Penalties hamper two Randolph punt returns

TAMPA – Saturday night’s fourth-quarter comeback against Florida International wouldn’t have been necessary if it wasn’t for numerous penalties by USF’s special teams.

Quarterback Matt Grothe finally found his rhythm when his team really needed him, but Ean Randolph had been producing all night – even though the stat sheet doesn’t show it.

With the Bulls trailing 6-0 in the first quarter, Randolph returned a punt 46 yards to the end zone, but for the second straight week, the return was called back on a flag.

“When I was running from the angle I was coming from, it looked like the defender had a nice tackling angle on him,” said junior Mike Jenkins, who was called for a block below the waist. “I just dove; I was just trying to make a play.”

How would Randolph respond to the penalty? He simply did the same thing on his next punt return, going 76 yards for the score. This time it counted.

“I feel like he’s probably one of the best returners in the nation,” Jenkins said. “As long as you get the distinguished block and nobody gets down to distract him from catching the ball, he’s going to give you a good 20 yards or more or a touchdown.”

On his next return, Randolph did the unthinkable, crossing the goal line for the third time in the game. But again, he looked up and saw flags on the field – this time three separate USF penalties.

“It breaks my heart because here he does so well, and we keep getting a face-mask penalty or a block in the back,” coach Jim Leavitt said. “It’s not because the guys aren’t trying. The effort’s great; it’s just very foolish.”

If the Bulls could have avoided the penalties, Randolph would have finished the night with 184 punt-return yards and three touchdowns. Instead, the senior wide receiver recorded 123 yards and a touchdown.

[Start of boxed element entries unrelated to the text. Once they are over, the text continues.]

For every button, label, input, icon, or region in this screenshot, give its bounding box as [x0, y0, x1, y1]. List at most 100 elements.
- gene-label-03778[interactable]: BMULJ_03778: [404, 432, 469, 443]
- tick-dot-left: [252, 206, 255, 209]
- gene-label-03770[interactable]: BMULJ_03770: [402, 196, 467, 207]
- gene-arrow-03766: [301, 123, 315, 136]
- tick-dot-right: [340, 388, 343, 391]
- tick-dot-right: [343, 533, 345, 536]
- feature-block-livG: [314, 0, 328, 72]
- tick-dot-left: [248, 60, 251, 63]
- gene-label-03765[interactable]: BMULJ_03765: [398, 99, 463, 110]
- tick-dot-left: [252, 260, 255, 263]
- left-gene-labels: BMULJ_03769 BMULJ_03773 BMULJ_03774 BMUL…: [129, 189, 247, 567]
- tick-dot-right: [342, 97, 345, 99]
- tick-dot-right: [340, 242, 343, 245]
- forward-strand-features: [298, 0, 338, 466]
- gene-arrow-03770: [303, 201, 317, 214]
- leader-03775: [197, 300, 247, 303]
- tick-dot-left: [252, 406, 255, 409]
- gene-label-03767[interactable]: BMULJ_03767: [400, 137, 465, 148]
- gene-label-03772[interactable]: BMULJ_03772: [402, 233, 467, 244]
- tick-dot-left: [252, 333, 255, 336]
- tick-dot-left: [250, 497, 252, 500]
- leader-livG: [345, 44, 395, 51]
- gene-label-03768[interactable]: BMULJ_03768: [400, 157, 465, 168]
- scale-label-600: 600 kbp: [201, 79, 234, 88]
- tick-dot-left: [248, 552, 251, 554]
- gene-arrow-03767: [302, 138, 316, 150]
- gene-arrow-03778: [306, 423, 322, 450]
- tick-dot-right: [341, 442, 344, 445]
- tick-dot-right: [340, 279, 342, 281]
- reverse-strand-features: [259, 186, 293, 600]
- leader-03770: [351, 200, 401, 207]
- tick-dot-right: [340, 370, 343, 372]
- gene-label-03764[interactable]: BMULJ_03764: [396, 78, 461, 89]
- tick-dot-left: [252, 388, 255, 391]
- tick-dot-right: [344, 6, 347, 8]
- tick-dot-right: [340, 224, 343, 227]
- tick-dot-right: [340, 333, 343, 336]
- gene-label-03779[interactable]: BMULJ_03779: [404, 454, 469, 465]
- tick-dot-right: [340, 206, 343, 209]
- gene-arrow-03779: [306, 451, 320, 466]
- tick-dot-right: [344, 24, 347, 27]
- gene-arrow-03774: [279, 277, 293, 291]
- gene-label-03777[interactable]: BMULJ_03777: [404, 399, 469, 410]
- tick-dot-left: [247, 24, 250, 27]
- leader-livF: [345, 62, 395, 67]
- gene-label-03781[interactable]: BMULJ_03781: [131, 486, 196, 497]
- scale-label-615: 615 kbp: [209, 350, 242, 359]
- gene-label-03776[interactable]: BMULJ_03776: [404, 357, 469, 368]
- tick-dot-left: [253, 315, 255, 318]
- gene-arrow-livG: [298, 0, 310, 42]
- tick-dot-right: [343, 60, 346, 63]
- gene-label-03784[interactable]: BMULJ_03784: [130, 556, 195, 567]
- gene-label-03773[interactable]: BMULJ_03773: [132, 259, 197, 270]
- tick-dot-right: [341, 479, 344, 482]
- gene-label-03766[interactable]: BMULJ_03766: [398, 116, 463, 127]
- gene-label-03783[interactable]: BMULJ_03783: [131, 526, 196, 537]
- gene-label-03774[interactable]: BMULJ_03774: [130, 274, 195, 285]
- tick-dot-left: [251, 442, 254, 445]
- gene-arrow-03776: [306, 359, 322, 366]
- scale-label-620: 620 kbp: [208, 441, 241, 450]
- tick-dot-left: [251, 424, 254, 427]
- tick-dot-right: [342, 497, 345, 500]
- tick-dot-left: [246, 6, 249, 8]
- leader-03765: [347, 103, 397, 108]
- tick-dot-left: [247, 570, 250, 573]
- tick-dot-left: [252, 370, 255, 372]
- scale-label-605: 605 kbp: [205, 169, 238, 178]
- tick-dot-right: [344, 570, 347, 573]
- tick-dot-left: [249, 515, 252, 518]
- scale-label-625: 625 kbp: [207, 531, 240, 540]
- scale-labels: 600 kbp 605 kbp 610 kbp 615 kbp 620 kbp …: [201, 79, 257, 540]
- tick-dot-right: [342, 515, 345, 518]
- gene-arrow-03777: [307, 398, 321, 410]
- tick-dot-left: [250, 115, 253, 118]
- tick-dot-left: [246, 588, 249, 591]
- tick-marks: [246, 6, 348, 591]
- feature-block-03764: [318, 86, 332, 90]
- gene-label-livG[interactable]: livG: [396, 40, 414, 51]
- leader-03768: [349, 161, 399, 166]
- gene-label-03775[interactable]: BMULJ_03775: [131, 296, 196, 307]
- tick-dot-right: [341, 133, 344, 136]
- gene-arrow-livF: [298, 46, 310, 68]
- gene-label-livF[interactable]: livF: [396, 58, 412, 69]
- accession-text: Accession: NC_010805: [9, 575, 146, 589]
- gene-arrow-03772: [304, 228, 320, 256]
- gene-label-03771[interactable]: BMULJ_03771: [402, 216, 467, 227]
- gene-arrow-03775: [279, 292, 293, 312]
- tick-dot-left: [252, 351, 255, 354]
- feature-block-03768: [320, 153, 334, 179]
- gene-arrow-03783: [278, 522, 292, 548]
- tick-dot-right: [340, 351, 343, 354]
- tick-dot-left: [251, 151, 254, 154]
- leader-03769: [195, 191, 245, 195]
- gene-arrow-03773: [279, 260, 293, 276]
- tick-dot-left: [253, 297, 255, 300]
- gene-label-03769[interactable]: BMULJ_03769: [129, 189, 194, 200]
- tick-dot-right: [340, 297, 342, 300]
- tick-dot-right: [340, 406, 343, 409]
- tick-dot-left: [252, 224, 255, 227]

“We talked at length about it,” Leavitt said. “I said, ‘How many times are we going to do this?’ Poor Ean. Ean would be leading the country (in punt returns) easy, if we weren’t so foolish.”

Although he’s had three punt returns called back in USF’s first two games, Randolph’s performance on the field and ability to get by defenders hasn’t gone unnoticed by his teammates.

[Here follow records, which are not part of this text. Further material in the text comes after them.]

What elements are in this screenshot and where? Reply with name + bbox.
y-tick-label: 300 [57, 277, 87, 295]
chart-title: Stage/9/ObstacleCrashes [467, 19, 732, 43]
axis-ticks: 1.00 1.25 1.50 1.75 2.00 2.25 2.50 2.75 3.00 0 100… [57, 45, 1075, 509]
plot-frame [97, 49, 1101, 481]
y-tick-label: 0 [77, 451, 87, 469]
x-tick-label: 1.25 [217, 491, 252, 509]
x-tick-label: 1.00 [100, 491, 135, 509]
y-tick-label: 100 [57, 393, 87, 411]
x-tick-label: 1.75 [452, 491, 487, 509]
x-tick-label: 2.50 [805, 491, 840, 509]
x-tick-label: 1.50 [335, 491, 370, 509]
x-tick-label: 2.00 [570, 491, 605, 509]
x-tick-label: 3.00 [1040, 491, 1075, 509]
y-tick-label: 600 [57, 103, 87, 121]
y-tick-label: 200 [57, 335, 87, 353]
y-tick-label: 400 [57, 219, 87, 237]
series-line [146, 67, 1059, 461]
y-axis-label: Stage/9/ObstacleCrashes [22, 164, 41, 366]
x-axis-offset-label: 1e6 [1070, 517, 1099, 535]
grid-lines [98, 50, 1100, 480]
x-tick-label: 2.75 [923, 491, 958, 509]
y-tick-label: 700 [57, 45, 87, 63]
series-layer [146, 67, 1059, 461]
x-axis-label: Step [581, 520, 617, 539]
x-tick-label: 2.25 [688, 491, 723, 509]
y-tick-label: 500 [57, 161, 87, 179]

“He’s like a human highlight reel,” sophomore wide receiver Marcus Edwards said. “It’s fun to watch him play. I like to be on the sideline when he has the ball in his hands so I can see what he’s going to do.”

Grothe, who made his first career start against the Golden Panthers, played on USF’s scout team last year with Randolph and was impressed, but not surprised with what he’s seen.

“Ridiculous,” Grothe said about Randolph’s punt returns. “I always knew from day one when I met him (he would be good).

One of his coaches that coached him at Webber (International) lives down the street from me, and he was telling me about this kid who was coming to USF.”

After multiple outstanding efforts for Randolph have ended up being meaningless, his teammates said he has handled the flags well.

“Ean doesn’t really show too much emotion,” Grothe said. “He’s kind of a mellow guy and just does what he does. I know deep down inside he was probably ticked off because this is his first year to be able to play in Division-I football.”

Added Edwards: “He’s a quiet guy. He asks for the oxygen. He plays the play (and) comes to the sideline to see what the coach has to say.”

If USF’s offense continues to struggle throughout the season like it did for much of Saturday’s game, Randolph’s punt returns could become more crucial for the Bulls to put points on the board. And players know they can’t afford the penalties.

“There’s not really much else the coaches can do,” Edwards said. “It’s on us now. We’ve got to have discipline. We’ve got to make the plays. We’ve got to eliminate the stupid penalties.”